The soldiers are mainly Shiites yet they have acted with patriotic discipline as they steadily defeat the terrorist group, aid the city’s Sunni residents, and reunite Iraq.
Iraq will need more examples of Shiite-Sunni reconciliation as it prepares for the fall of IS, which took Mosul in 2014. To many Iraqis, the nearly 14 years of sectarian strife triggered by the 2003 US-led invasion have only created openings for the rise of such terrorists. A military defeat of IS (and before it Al Qaeda in 2008) will not be enough. The political vacuum caused by religious competition must be filled with a common identity, one based on shared civic values and a dispersal of power under Iraq’s embrace of democracy.
In recent weeks, the hard work toward reconciliation has picked up as the Army retakes Mosul. Prime Minister Haider al-Abadi has further united the various militias fighting IS to operate under Army command. And a prominent cleric, Ammar al-Hakim, who heads the largest Shiite parliamentary bloc, is working with Sunni leaders to come up with a “national settlement,” or a power-sharing plan that ensures Iraq’s political unity and respect for minority interests.
Mr. Hakim has also traveled to Iran, Jordan, and other Middle Eastern states to gain their support. The effort is under the watchful eye of the United Nations office in Iraq as well as other foreign diplomats. Meanwhile, the United States and its allies have helped rebuild a professional Iraqi military.

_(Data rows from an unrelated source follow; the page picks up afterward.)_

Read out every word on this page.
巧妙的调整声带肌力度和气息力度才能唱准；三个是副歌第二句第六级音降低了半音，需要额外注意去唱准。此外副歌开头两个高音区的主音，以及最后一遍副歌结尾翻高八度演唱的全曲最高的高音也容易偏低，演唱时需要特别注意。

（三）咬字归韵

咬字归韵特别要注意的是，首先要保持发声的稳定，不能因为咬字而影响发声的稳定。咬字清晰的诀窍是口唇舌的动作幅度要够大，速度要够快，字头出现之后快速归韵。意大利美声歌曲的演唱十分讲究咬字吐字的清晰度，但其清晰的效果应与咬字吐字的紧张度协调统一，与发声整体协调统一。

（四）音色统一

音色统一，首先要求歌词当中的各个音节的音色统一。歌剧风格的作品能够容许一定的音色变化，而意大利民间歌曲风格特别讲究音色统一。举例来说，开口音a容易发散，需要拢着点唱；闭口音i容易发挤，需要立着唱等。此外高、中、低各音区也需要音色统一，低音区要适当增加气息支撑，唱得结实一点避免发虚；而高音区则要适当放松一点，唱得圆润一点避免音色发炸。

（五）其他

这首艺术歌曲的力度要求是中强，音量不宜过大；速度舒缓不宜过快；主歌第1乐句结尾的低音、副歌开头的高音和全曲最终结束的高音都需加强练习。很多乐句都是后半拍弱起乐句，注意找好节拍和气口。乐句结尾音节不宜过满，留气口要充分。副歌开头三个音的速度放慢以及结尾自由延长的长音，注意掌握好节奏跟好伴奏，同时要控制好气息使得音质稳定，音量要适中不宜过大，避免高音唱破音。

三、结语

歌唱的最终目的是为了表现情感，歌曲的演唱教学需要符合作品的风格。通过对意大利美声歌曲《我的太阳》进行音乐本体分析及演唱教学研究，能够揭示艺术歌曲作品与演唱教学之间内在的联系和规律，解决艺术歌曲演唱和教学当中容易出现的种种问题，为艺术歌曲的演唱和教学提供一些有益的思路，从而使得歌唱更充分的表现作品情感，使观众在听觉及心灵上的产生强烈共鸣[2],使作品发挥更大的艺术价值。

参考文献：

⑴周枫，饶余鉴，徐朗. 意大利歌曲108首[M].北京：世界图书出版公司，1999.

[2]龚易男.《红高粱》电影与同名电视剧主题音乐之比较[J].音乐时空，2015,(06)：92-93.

Much still needs to be done to dispel distrust between Sunnis and Shiites, as well as with ethnic Kurds in the north. In the Iraqi parliament, however, old divisions may be breaking down, perhaps enabling compromises on such issues as a fair distribution of oil wealth. The tone of reconciliation has been set by Hakim’s call for an agreement that defies a “win-lose” approach, or what he calls “no victor, no vanquished.”
Even after its defeat in Mosul, IS may still pose a threat by its use of suicide bombers. But such violence can be overcome by political and social reconciliation among Iraqis. By the time of its next elections in 2018, Iraq may even have major political parties that cut across religion divides. That would deserve a victory sign.